Ok, back to the vaccine. How does the vaccine rule impact your HR Strategy? Well, if your HR strategy has to do with retention and recruitment to meet your business goals, think about how the vaccine mandate will impact your ability to retain or recruit. Think about how a vaccine mandate can affect your culture. If you have a culture that is about independence, how will such a requirement impact morale? If you have a remote workforce, consider how this will help your business. These are very important factors, among many, that add up to one thing: a communication nightmare. There will be winning and losing on every single verb, noun, and pronoun used in your official communications on the matter. So, think carefully about your communication plan and keep your HR strategy in mind as you craft your communications around the topic of vaccines:

  1. First and foremost, consider your overarching HR strategy. What about your business’s vision, values, and mission? Contextualize your message in the premises that usually inspire and guide your workforce and give meaning to your work.
  2. Have a plan for how you will gather and safeguard Private Health Information prior to asking employees to provide proof of their status…like, who to gather, how to gather, where to store, and how to track, follow-up for exclusions, and organization of data, as more guidance comes out. Think systems. If you’re HRIS doesn’t do like isolved, and help you store private health information with restricted access, you really need to rethink how your technology works or doesn’t work for you.
  3. Identify a group of employees who can help you with messaging and inevitable questions and objections.
  4. Anticipate objections and exceptions and how to manage, validate, and facilitate or not. Make a safe space for questions and objections.
  5. Consider how you will comply with other laws, like HIPAA, ADA, and Title IIV, and what the OSHA rule will allow you and your business to do. Protecting confidential PHI is extremely important.
  6. Understand the mandate before communicating your plan to workers. OSHA will be enforcing the Administration’s order; and they will ostensibly provide deadlines, evolving data on what it means to be fully vaccinated, and a reporting tool by which all employers will be required to affirm their compliance, etc.
  7. Communicate empathically. Your employees are important to you, not simply cogs that don’t have opinions. There are rational and serious perspectives on any side of a matter and winning friends and influencing people is fundamentally about identifying commonalities, understanding others’ points of view, and asking questions.
  8. Consider how to protect each employee from discrimination about their private opinions about the matter, whether pro or con. Hostility in the workplace can damage your bottom line as handily as anything else.

Handbook

Let’s talk about your handbook now. Your handbook will inevitably need updating with respect to government mandates pursuant to masse health events or disasters after a 2 year stretch like 2020-2021. For now, you can issue an addendum with your purpose for the policy, explicit compliance instructions for employees, and your enforcement plans and the process.

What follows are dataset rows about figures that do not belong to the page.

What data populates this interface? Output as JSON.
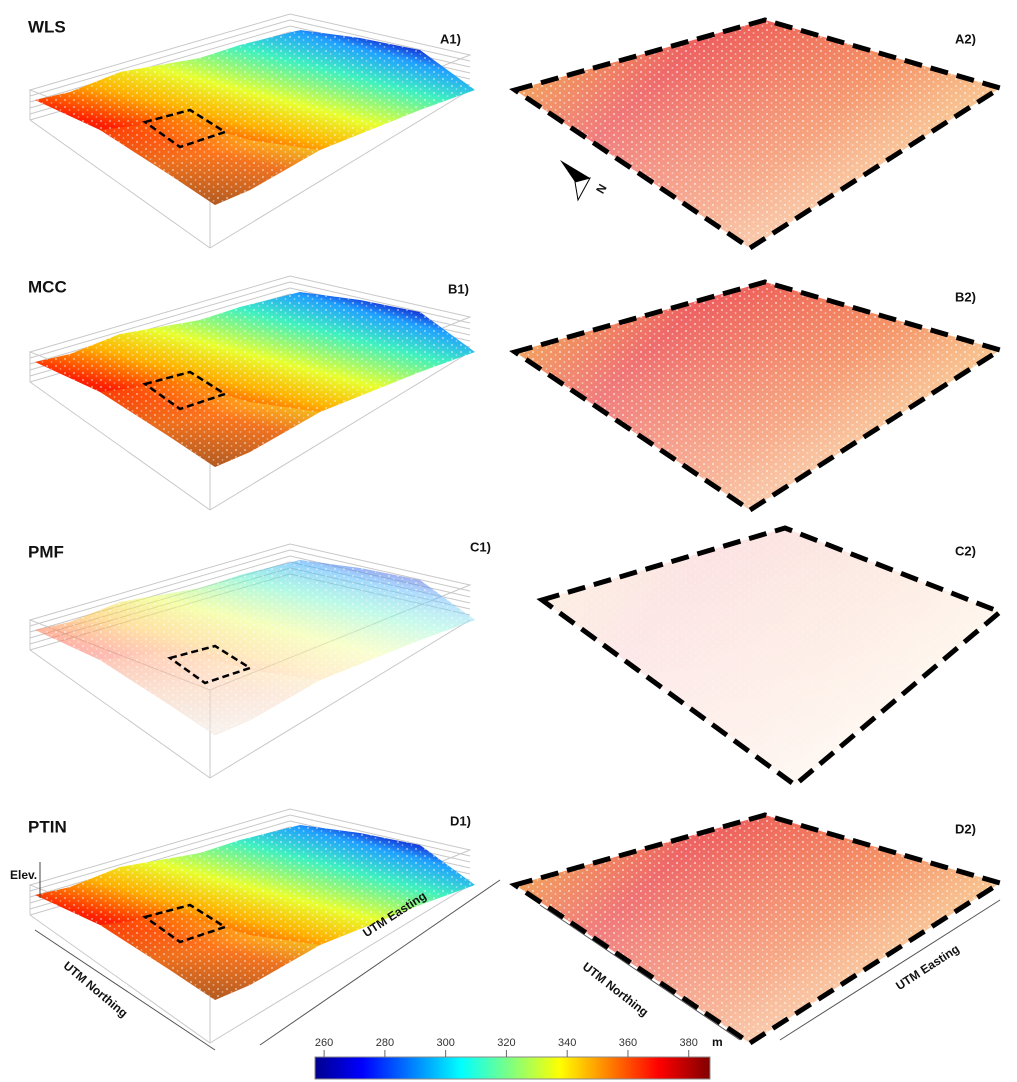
{
  "panels": [
    {
      "method": "WLS",
      "left_label": "A1)",
      "right_label": "A2)"
    },
    {
      "method": "MCC",
      "left_label": "B1)",
      "right_label": "B2)"
    },
    {
      "method": "PMF",
      "left_label": "C1)",
      "right_label": "C2)"
    },
    {
      "method": "PTIN",
      "left_label": "D1)",
      "right_label": "D2)"
    }
  ],
  "north_arrow": "N",
  "axes_left": {
    "z": "Elev.",
    "y": "UTM Northing",
    "x": "UTM Easting"
  },
  "axes_right": {
    "y": "UTM Northing",
    "x": "UTM Easting"
  },
  "colorbar": {
    "range": [
      257,
      387
    ],
    "ticks": [
      260,
      280,
      300,
      320,
      340,
      360,
      380
    ],
    "unit": "m"
  }
}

It should be part of your immediate planning – how you will respond to a vaccine rule, should it go into effect, without injunctions or other censure, with or without full answers from OSHA on how they’ll enforce. And, finally, be prepared to change your plans, as everything about Covid-19 has been full of change.

Risk Assessment

What do you do as a business leader? It is important to know the data and why you make any decision and to take account of costs and benefits. Reliance on any one source these days to make policy decisions can automatically create dissent in your workforce. Keep the main thing the main thing – this is about protecting your workers and you may come to a different risk assessment than any voice in the mainstream would have you believe. Remember a primary risk to your business is employee retention.

The point is, you have to dig in with your employees and get personal. This rule, if it goes into affect, will impact your business. At the very least, you'll have to gather and report to OSHA. Try to get ahead of the matter by determining your position on it, how it will impact your employees, and how you can mitigate sentiment, loss, and risk with a sound communications strategy.